Early diagnosis, appropriate treatment selection, and meticulous surgical technique can minimize the risk of long-term functional deficit.

2. Nerve injury types

Primary vs secondary nerve injuries

Primary injuries occur at the time of fracture due to direct trauma, stretch, or compression.

Secondary injuries occur later and are associated with compartment syndrome, hematoma, or infection.

Iatrogenic injuries can occur during fracture fixation surgery during reduction, nerve retraction, dissection, or misplacement of hardware.

3. Open vs closed fractures

Open fractures

Open fractures carry a higher risk due to direct nerve injury.

They may require early surgical exploration for both fracture fixation and nerve repair.

Closed fractures

Closed fractures are more commonly associated with neuropraxia (conduction block) with potential for spontaneous recovery.

Expectant management is often the initial approach.

4. Risk by fracture type

Radial nerve injury is most commonly seen in diaphyseal injuries and is associated with the degree of displacement and comminution.

Middiaphyseal fractures are more likely to recover spontaneously as the injury is usually due to a neuropraxia. Distal third fractures are more likely to require surgical intervention due to direct nerve damage.

Radial nerve injury is common in diaphyseal fractures; midshaft injuries often recover, while distal fractures may need surgery.

5. Diagnosis

Clinical presentation:

  • Weakness of wrist extension (wrist drop)
  • Loss of thumb extension and abduction (“thumbs-up”)
  • Weakness of finger extension

Electrodiagnostic studies (electromyography (EMG)/nerve conductivity velocity (NCV)) can be used to confirm the severity and location of the nerve injury.

High resolution ultrasound can be used to differentiate between neurapraxia, axonotmesis, and neurotmesis.

Radial nerve injury signs: wrist drop, thumb abduction weakness, finger extension weakness. EMG/NCV and ultrasound help assess severity and injury type.

6. Treatment

Expectant management

The initial approach for most closed fractures with neuropraxia is expectant.

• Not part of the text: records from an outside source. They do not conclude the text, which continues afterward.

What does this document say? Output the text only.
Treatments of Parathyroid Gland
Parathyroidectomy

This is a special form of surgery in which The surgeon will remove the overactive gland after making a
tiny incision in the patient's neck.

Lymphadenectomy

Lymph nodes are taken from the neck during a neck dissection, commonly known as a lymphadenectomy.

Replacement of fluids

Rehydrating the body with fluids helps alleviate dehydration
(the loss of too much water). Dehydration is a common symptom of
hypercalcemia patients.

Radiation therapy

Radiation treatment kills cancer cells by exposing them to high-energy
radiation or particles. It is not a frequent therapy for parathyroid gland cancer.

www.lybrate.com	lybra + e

Serial clinical examination is crucial and EMG/NCV monitoring may also contribute.

The first signs of recovery usually occur within 3 months and may only be detected by NCV. Full recovery can take up to 12 months.

Hand therapy including splintage is recommended in anticipation of recovery.

Surgical intervention

Surgery is indicated for:

  • Nerve transection
  • Open fractures
  • Worsening symptoms despite expectant management
  • Absence of recovery after 3 months
  • Neurological signs arising after surgical fixation (especially after plating, use of cerclage wires, and application of external fixator using small stab incisions)

Surgical options include nerve exploration, repair, grafting, or neurolysis (adhesion removal).

7. Aftercare

Radial nerve palsy - Prevent contractures

Radial nerve injuries with humeral fractures usually recover and nonoperative fracture management is often appropriate for patients with these combined injuries.

It is important to include physical therapy and splinting to avoid wrist flexion and thumb adduction contractures and to maintain metacarpophalangeal extension.

The nerve is observed for progressive motor and sensory recovery.

Recovery typically begins with return of brachioradialis and the radial wrist extensor function, followed by finger extension and thumb abduction.

Electrodiagnostic testing should be considered at six weeks, if there is no clinical evidence of recovery.

If there are no clinical and electromyographic signs of recovery at 3 months, surgical exploration and neurolysis of the radial nerve at the fracture site should be considered.